In "Light at the Edge of the World, Davis--best known for "The
Serpent and the Rainbow--presents an intimate survey of the
ethnosphere in 80 striking photographs taken over the course of his
wide exploration. In eloquent accompanying text, Davis takes
readers deep into worlds few Westerners will ever experience,
worlds that are fading away even as he writes. From the Canadian
Arctic and the rain forests of Borneo to the Amazon and the
towering mountains of Tibet, readers are awakened to the rituals,
beliefs, and lives of the Waorani, the Penan, the Inuit, and many
other unique and endangered traditional cultures.
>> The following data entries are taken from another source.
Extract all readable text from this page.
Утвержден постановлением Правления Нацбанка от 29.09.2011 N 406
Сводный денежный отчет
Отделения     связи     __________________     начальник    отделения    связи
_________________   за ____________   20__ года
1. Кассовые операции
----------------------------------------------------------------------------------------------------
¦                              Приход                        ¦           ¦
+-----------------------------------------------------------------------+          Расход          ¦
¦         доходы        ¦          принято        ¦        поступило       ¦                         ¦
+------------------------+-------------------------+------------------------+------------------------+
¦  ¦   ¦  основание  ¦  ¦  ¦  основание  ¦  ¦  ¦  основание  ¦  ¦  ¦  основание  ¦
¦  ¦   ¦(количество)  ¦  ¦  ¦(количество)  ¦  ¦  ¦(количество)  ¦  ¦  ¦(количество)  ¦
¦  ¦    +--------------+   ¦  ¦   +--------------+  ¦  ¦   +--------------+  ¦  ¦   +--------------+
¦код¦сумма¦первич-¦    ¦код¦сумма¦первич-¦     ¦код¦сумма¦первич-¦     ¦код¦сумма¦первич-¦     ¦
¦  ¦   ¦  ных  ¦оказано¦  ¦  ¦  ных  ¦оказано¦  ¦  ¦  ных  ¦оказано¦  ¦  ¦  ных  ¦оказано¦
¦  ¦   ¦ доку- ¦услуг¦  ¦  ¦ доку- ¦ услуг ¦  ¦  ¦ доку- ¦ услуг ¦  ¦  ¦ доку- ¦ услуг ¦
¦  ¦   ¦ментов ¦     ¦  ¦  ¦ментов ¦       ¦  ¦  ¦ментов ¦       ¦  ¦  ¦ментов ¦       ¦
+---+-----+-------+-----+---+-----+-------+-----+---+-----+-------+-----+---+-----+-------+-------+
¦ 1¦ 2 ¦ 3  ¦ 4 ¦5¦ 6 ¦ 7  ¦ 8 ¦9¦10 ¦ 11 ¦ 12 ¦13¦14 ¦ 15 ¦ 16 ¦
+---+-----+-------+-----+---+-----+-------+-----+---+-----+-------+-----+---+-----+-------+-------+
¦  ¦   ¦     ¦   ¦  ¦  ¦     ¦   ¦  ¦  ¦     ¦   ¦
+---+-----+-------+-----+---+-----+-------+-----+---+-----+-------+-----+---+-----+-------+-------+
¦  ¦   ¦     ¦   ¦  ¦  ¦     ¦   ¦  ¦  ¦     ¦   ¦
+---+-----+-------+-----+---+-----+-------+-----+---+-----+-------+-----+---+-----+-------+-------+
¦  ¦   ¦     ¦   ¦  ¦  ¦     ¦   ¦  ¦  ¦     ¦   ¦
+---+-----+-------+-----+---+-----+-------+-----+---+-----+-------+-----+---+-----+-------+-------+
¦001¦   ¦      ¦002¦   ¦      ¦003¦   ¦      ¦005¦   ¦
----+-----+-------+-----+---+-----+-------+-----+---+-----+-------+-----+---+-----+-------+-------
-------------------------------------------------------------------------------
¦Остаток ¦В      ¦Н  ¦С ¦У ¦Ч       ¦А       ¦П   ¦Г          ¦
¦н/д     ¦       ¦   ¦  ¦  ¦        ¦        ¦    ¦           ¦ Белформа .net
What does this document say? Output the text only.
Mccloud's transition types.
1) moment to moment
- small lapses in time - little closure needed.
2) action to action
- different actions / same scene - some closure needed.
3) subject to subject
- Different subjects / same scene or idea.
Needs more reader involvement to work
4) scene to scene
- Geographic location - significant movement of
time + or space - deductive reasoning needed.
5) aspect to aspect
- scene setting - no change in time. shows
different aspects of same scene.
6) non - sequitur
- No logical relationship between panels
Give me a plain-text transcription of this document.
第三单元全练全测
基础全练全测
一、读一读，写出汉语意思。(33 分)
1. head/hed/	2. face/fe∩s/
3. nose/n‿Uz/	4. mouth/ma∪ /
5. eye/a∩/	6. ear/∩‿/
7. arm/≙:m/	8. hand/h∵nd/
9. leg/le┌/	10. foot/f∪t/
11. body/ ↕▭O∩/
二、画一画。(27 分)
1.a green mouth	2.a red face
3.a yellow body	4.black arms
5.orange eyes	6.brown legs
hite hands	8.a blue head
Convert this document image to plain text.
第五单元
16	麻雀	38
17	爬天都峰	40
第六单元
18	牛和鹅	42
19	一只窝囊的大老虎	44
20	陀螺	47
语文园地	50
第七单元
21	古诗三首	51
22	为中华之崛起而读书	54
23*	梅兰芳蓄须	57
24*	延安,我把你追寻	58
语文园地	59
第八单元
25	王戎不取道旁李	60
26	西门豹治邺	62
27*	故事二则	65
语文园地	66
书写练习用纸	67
The result is a
haunting and enlightening realization of the limitless potential of
the human imagination of life.
While globalization has become the battle cry of the 21st
century, Davis' s magisterial work points out that the erosion of
the ethnosphere will diminish us all. " The human imagination is
vast, fluid, infinite in its capacity for social and spiritual
invention, " he writes, and reminds us that " there are other means
of interpreting our existence, other ways of being."